In one smooth run, he planted his right foot and leaped, grabbing the advertising hoarding surrounding the pitch boundary and pulled himself up until he stood high above the pitch, arms spread wide, face tilted slightly up, accepting the worship of forty thousand people who were losing their minds below him.

The image was iconic—Julien standing above the crowd with his arms extended, the red wave was surging beneath him, the stadium's lights were illuminating him against the dark English winter sky.

In that moment, he was Anfield's king.

The celebration lasted about five seconds before teammates arrived and hauled him down from his perch, the crowd of red shirts surrounding him were so densely that he almost disappeared.

Gerrard seized him first, thumping his back again and again.

"YOU ABSOLUTE MADMAN!" Gerrard's voice was hoarse with emotion as he held Julien and shook him simultaneously. "I've been here twenty years and that's one of the best goals I've ever seen! You insane, beautiful lad!"

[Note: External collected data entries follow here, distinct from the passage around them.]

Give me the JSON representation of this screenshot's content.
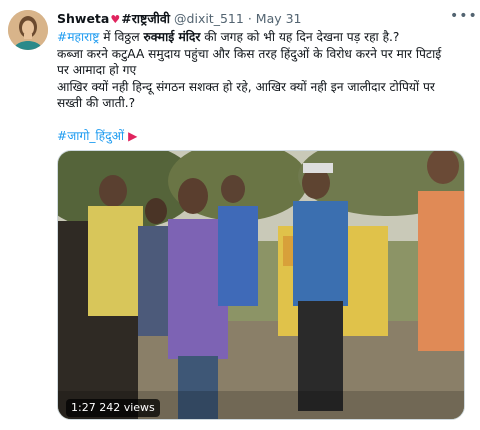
{
  "tweet": {
    "author_name": "Shweta",
    "author_name_suffix": "#राष्ट्रजीवी",
    "handle": "@dixit_511",
    "separator": "·",
    "date": "May 31",
    "more_icon": "more-horizontal-icon",
    "lines": {
      "l1_tag": "#महाराष्ट्र",
      "l1_a": " में विठ्ठल ",
      "l1_bold": "रुक्माई मंदिर",
      "l1_b": " की जगह को भी यह दिन देखना पड़ रहा है.?",
      "l2": "कब्जा करने कटुAA समुदाय पहुंचा और किस तरह हिंदुओं के विरोध करने पर मार पिटाई",
      "l3": "पर आमादा हो गए",
      "l4": "आखिर क्यों नही हिन्दू संगठन सशक्त हो रहे, आखिर क्यों नही इन जालीदार टोपियों पर",
      "l5": "सख्ती की जाती.?",
      "hashtag2": "#जागो_हिंदुओं"
    },
    "flag_icon": "triangular-flag-icon",
    "video": {
      "duration": "1:27",
      "views": "242 views"
    }
  }
}
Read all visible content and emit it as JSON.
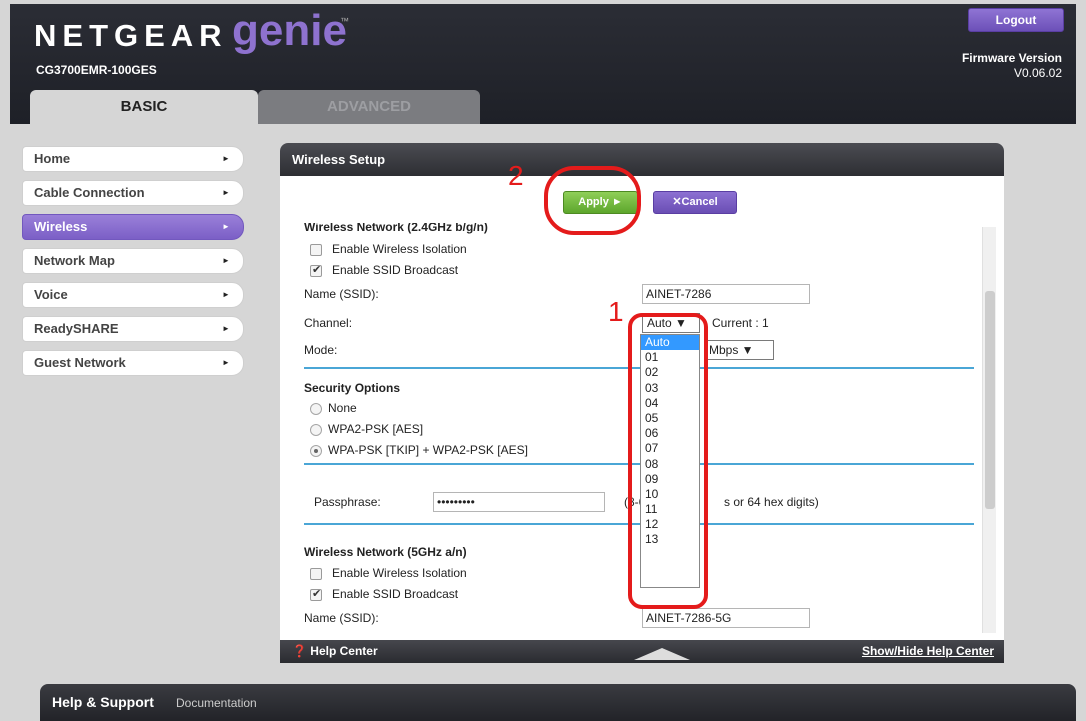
{
  "brand": {
    "name": "NETGEAR",
    "product": "genie",
    "tm": "™",
    "model": "CG3700EMR-100GES"
  },
  "header": {
    "logout": "Logout",
    "firmware_label": "Firmware Version",
    "firmware_value": "V0.06.02",
    "tabs": [
      "BASIC",
      "ADVANCED"
    ]
  },
  "menu": {
    "items": [
      {
        "label": "Home"
      },
      {
        "label": "Cable Connection"
      },
      {
        "label": "Wireless",
        "active": true
      },
      {
        "label": "Network Map"
      },
      {
        "label": "Voice"
      },
      {
        "label": "ReadySHARE"
      },
      {
        "label": "Guest Network"
      }
    ],
    "arrow": "►"
  },
  "panel": {
    "title": "Wireless Setup",
    "apply": "Apply ►",
    "cancel": "✕Cancel",
    "net24": {
      "heading": "Wireless Network (2.4GHz b/g/n)",
      "isolation": "Enable Wireless Isolation",
      "broadcast": "Enable SSID Broadcast",
      "name_label": "Name (SSID):",
      "name_value": "AINET-7286",
      "channel_label": "Channel:",
      "channel_value": "Auto ▼",
      "current": "Current : 1",
      "mode_label": "Mode:",
      "mode_value": "Mbps ▼"
    },
    "security": {
      "heading": "Security Options",
      "options": [
        "None",
        "WPA2-PSK [AES]",
        "WPA-PSK [TKIP] + WPA2-PSK [AES]"
      ],
      "selected_index": 2
    },
    "pass": {
      "label": "Passphrase:",
      "value": "•••••••••",
      "hint_prefix": "(8-63",
      "hint_suffix": "s or 64 hex digits)"
    },
    "net5": {
      "heading": "Wireless Network (5GHz a/n)",
      "isolation": "Enable Wireless Isolation",
      "broadcast": "Enable SSID Broadcast",
      "name_label": "Name (SSID):",
      "name_value": "AINET-7286-5G"
    },
    "help_center": "Help Center",
    "show_hide": "Show/Hide Help Center"
  },
  "channel_dropdown": {
    "options": [
      "Auto",
      "01",
      "02",
      "03",
      "04",
      "05",
      "06",
      "07",
      "08",
      "09",
      "10",
      "11",
      "12",
      "13"
    ],
    "highlighted_index": 0
  },
  "annotations": {
    "one": "1",
    "two": "2",
    "color": "#e41b1b"
  },
  "footer": {
    "title": "Help & Support",
    "link": "Documentation"
  },
  "colors": {
    "accent_purple": "#7b5fc6",
    "apply_green": "#6cb63a",
    "rule_blue": "#4aa6d6"
  }
}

Suárez bounded over with intensity, catching Julien's eye before landing a gentle punch on his chest, "That was ART, my friend! Pure art! How does someone do that in injury time of a derby? Tell me—how?"

De Bruyne wrapped an arm around Julien's neck.

Van Dijk, Kanté, Coutinho, Piszczek, Mignolet—they all joined in a red mass of celebrating, hands patting backs, voices shouting over each other, the accumulated tension of ninety-plus frustrating minutes released in one explosion of relief and joy.